On the eigenvalues of quantum graph Laplacians with large complex $\delta$ couplings

Abstract

We study the location of the spectrum of the Laplacian on compact metric graphs with complex Robin-type vertex conditions, also known as $\delta$ conditions, on some or all of the graph vertices. We classify the eigenvalue asymptotics as the complex Robin parameter(s) diverge to $\infty$ in $\mathbb{C}$: for each vertex $v$ with a Robin parameter $\alpha \in \mathbb{C}$ for which Re$\alpha \to -\infty$ sufficiently quickly, there exists exactly one divergent eigenvalue, which behaves like $-{\alpha }^2/\mathrm{deg}{v}^2$, while all other eigenvalues stay near the spectrum of the Laplacian with a Dirichlet condition at $v$; if $\mathrm{Re}\alpha$ remains bounded from below, then all eigenvalues stay near the Dirichlet spectrum.
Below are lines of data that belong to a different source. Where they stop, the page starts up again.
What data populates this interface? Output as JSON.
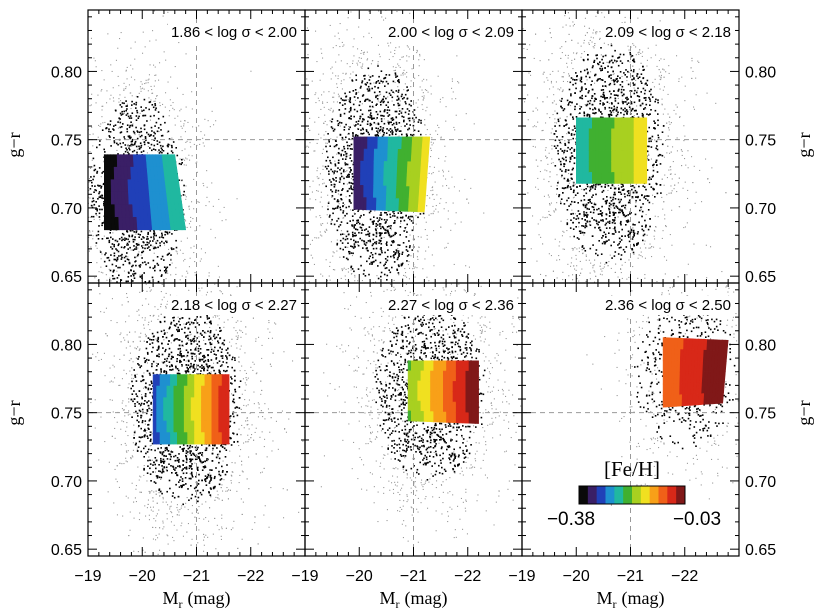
{
  "chart_data": {
    "type": "scatter",
    "layout": "2x3 panel grid",
    "xlabel_main": "M",
    "xlabel_sub": "r",
    "xlabel_unit": "(mag)",
    "ylabel": "g−r",
    "x_range": [
      -19,
      -23
    ],
    "x_ticks": [
      -19,
      -20,
      -21,
      -22
    ],
    "x_tick_labels": [
      "−19",
      "−20",
      "−21",
      "−22"
    ],
    "rows": [
      {
        "y_range": [
          0.645,
          0.845
        ],
        "y_ticks": [
          0.65,
          0.7,
          0.75,
          0.8
        ],
        "y_tick_labels": [
          "0.65",
          "0.70",
          "0.75",
          "0.80"
        ],
        "ref_line_y": 0.75
      },
      {
        "y_range": [
          0.645,
          0.845
        ],
        "y_ticks": [
          0.65,
          0.7,
          0.75,
          0.8
        ],
        "y_tick_labels": [
          "0.65",
          "0.70",
          "0.75",
          "0.80"
        ],
        "ref_line_y": 0.75
      }
    ],
    "ref_line_x": -21,
    "panels": [
      {
        "label": "1.86 < log σ < 2.00",
        "scatter_center": [
          -19.9,
          0.71
        ],
        "scatter_spread": [
          0.55,
          0.045
        ],
        "n_points": 1800,
        "grid_corners": [
          [
            -19.3,
            0.739
          ],
          [
            -20.6,
            0.739
          ],
          [
            -20.8,
            0.684
          ],
          [
            -19.3,
            0.684
          ]
        ],
        "feh_left_right": [
          -0.38,
          -0.24
        ]
      },
      {
        "label": "2.00 < log σ < 2.09",
        "scatter_center": [
          -20.3,
          0.725
        ],
        "scatter_spread": [
          0.6,
          0.05
        ],
        "n_points": 2200,
        "grid_corners": [
          [
            -19.9,
            0.752
          ],
          [
            -21.3,
            0.752
          ],
          [
            -21.2,
            0.697
          ],
          [
            -19.9,
            0.699
          ]
        ],
        "feh_left_right": [
          -0.36,
          -0.16
        ]
      },
      {
        "label": "2.09 < log σ < 2.18",
        "scatter_center": [
          -20.6,
          0.74
        ],
        "scatter_spread": [
          0.65,
          0.05
        ],
        "n_points": 2600,
        "grid_corners": [
          [
            -20.0,
            0.766
          ],
          [
            -21.3,
            0.766
          ],
          [
            -21.3,
            0.718
          ],
          [
            -20.0,
            0.718
          ]
        ],
        "feh_left_right": [
          -0.26,
          -0.16
        ]
      },
      {
        "label": "2.18 < log σ < 2.27",
        "scatter_center": [
          -20.8,
          0.755
        ],
        "scatter_spread": [
          0.65,
          0.045
        ],
        "n_points": 2600,
        "grid_corners": [
          [
            -20.2,
            0.778
          ],
          [
            -21.6,
            0.778
          ],
          [
            -21.6,
            0.727
          ],
          [
            -20.2,
            0.727
          ]
        ],
        "feh_left_right": [
          -0.33,
          -0.06
        ]
      },
      {
        "label": "2.27 < log σ < 2.36",
        "scatter_center": [
          -21.3,
          0.765
        ],
        "scatter_spread": [
          0.65,
          0.04
        ],
        "n_points": 1900,
        "grid_corners": [
          [
            -20.9,
            0.788
          ],
          [
            -22.2,
            0.788
          ],
          [
            -22.2,
            0.742
          ],
          [
            -20.9,
            0.744
          ]
        ],
        "feh_left_right": [
          -0.22,
          -0.03
        ]
      },
      {
        "label": "2.36 < log σ < 2.50",
        "scatter_center": [
          -22.0,
          0.78
        ],
        "scatter_spread": [
          0.6,
          0.035
        ],
        "n_points": 800,
        "grid_corners": [
          [
            -21.6,
            0.805
          ],
          [
            -22.8,
            0.803
          ],
          [
            -22.7,
            0.757
          ],
          [
            -21.6,
            0.754
          ]
        ],
        "feh_left_right": [
          -0.12,
          -0.03
        ]
      }
    ],
    "colorbar": {
      "title": "[Fe/H]",
      "min_label": "−0.38",
      "max_label": "−0.03",
      "range": [
        -0.38,
        -0.03
      ],
      "colors": [
        "#0a0a0a",
        "#3a1f66",
        "#2040b8",
        "#1e90d0",
        "#20b8a0",
        "#40b030",
        "#a8d020",
        "#f0e020",
        "#f8a018",
        "#f06018",
        "#d82818",
        "#801818"
      ]
    }
  }
}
Our proof is based on an analysis of the corresponding Dirichlet-to-Neumann matrices (Titchmarsh–Weyl $M$-functions). We also use sharp trace-type inequalities to prove estimates on the numerical range and hence on the spectrum of the operator, which allow us to control both the real and imaginary parts of the eigenvalues in terms of the real and imaginary parts of the Robin parameter(s).